Pérou 8, Arequipa, l'exceptionnel couvent Santa Catalina.
Pérou 8, Arequipa, l’exceptionnel couvent Santa Catalina.
"Tout, dans cette ville de 30 000 âmes, où les Blancs se faisaient passer pour nobles ou rêvaient de l'être, dénonçait la colonie".
Mario Vargas Llosa, « Le paradis, un peu plus loin »
C’est Coline qui nous en a parlé en premier.
Elle arrivait d’Arequipa, enchantée de sa visite.
À vrai dire, nous n’avions pas connaissance de ce joyaux architectural admirablement conservé.
Le rendez-vous semblait immanquable, il ne fallait surtout pas louper le couvent Santa Catalina !
Un peu gavé des ors et des dorures des églises, dans cette très Sainte Catholique Amérique latine, Je pensais rencontrer un monastère de plus ! Encore un !
Mais Santa Catalina, c’est autre chose:
Ici, on parle de Monasterio, pourtant il s’agit bien d’un village de femmes qui « anima » (car il s’agit bien d’animation !) le cœur de la ville durant une étonnante époque de liberté !
Flora Tristan (*), écrivaine, militante de la cause de femmes, engagée dans la défense des ouvriers et des esclaves, fit un voyage d’une année à Arequipa en 1834.
Dans son récit, « Pérégrination d’une paria », un ouvrage qui fit scandale dans la colonie espagnole mais lui ouvrit les portes des salons intellectuels de Paris, elle fait une description des mœurs de l’époque, du faste des lieux et de la légèreté des religieuses qui ne portaient pas le voile :
"Quels hourras quand j'entrai!

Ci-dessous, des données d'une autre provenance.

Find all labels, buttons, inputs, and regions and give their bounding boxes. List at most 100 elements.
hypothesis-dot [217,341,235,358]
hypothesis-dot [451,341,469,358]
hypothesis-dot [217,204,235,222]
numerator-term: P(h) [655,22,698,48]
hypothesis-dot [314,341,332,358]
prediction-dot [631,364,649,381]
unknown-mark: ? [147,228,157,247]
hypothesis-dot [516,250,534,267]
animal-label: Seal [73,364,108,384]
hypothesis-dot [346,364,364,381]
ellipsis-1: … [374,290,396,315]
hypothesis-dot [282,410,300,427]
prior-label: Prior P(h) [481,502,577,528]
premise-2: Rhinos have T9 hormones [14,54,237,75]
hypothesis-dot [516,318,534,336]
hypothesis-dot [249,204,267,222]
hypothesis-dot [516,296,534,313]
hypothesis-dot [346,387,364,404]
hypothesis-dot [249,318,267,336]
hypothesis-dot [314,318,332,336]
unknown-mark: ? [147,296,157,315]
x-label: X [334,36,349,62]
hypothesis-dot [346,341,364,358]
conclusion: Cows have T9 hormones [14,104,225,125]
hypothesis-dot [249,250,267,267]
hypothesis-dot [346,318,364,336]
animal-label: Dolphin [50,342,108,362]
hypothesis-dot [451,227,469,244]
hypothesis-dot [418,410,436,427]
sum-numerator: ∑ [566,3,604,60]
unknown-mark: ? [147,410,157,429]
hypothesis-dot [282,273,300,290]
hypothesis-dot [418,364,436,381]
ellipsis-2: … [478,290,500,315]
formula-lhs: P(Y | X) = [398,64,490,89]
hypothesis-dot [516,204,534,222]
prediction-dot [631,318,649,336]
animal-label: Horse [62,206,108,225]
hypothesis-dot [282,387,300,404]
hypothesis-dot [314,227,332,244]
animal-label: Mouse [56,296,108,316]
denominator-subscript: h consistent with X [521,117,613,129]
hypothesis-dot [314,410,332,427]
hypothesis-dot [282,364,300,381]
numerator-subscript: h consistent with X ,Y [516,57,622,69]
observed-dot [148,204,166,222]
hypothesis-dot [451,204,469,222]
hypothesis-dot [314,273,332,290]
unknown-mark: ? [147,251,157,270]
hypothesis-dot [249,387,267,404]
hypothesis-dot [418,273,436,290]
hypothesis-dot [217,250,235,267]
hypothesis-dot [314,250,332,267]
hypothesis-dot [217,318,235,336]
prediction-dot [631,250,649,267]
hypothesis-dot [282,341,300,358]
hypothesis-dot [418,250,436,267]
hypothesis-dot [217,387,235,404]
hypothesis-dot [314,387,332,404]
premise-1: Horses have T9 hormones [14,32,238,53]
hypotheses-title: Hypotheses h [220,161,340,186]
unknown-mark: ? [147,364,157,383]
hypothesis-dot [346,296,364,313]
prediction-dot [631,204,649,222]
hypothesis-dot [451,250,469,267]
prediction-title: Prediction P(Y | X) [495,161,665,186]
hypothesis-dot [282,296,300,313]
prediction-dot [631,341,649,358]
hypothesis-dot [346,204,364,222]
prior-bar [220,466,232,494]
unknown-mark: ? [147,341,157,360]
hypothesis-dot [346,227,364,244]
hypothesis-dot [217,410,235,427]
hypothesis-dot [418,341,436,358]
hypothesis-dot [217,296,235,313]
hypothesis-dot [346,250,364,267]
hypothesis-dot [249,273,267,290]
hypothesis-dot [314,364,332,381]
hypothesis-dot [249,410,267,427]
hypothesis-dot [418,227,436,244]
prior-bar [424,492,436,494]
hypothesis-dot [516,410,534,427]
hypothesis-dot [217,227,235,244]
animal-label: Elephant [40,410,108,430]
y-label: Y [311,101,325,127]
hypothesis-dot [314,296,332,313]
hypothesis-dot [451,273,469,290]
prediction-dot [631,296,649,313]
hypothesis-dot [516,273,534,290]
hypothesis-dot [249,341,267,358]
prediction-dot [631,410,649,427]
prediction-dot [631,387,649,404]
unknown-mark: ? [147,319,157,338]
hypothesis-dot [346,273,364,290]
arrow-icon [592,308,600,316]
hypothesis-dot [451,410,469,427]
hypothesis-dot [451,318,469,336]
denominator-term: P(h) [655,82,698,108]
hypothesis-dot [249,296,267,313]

A peine la porte fut-elle ouverte que je fus entourée par une douzaine de religieuses qui me parlaient toutes à la fois, criant, riant et sautant de joie. (…)
Celle-là écartait ma robe par-derrière, parce qu'elle voulait voir comment était fait mon corset.
Une religieuse me défaisait les cheveux pour voir comme ils étaient longs; une autre me levait le pied pour examiner mes brodequins de Paris; mais ce qui excita surtout leur étonnement, ce fut la découverte de mon pantalon."
Evoquant les diners « des plus splendides » dans les « cellules » où elle fut invitée, elle poursuit :
"Nous eûmes de la belle porcelaine de Sèvres, du linge damassé, une argenterie élégante et, au dessert, des couteaux en vermeil.
Quand le repas fut terminé, la gracieuse Manuelita nous engagea à passer dans son retiro (salon).
Elle ferma la porte de son jardin et donna des ordres à sa première négresse, pour que nous ne fussions point dérangées."
On savait donc bien vivre à cette époque où les banquets entre nones étaient courants, la pratique de l’eau bénite n’entravait point les franches rigolades et la bombance !
Après la parution du livre de Flora Tristan, le gai et pétulant bazar du couvent vint aux oreilles prudes du Vatican qui dépêcha rapido une Dominicaine, pas commode parait-il, Josefa Cardena, en charge de remettre de l’ordre dans la baraque !
Véritable musée en plein air, ce village dans la ville, à l’abri des regards derrière de hauts murs, fut construit à la fin du XVIe siècle.
Impressionnant dédale de patios fleuris, fontaines murmurantes au centre de placettes ombragées, ruelles préservant la fraicheur, Santa Catalina occupe plus de 20 000 m2 ce qui en fait le couvent le plus grand au monde et le plus coloré !
Au temps de sa splendeur, le couvent comptait près de cinq cents pensionnaires :
Nones, servantes et esclaves.
Aujourd’hui une quinzaine de carmélites, isolées du public mais connectées à internet, perpétuent une tradition de prières et de pénitence.
Au cœur de la blanche Arequipa, les murs du couvent offrent un festival de chaudes couleurs, des ocres vifs, des enduits orange abricot, des rouges foncés, des bleus indigo intenses qui ne sont pas sans rappeler la Grèce.
Et lorsque le jour décline, le soleil du sud Pérou embarque le visiteur dans un labyrinthe lumineux splendide !
Magnifique !
(*) Flora Tristan deviendra la grand-mère de Paul Gaugin.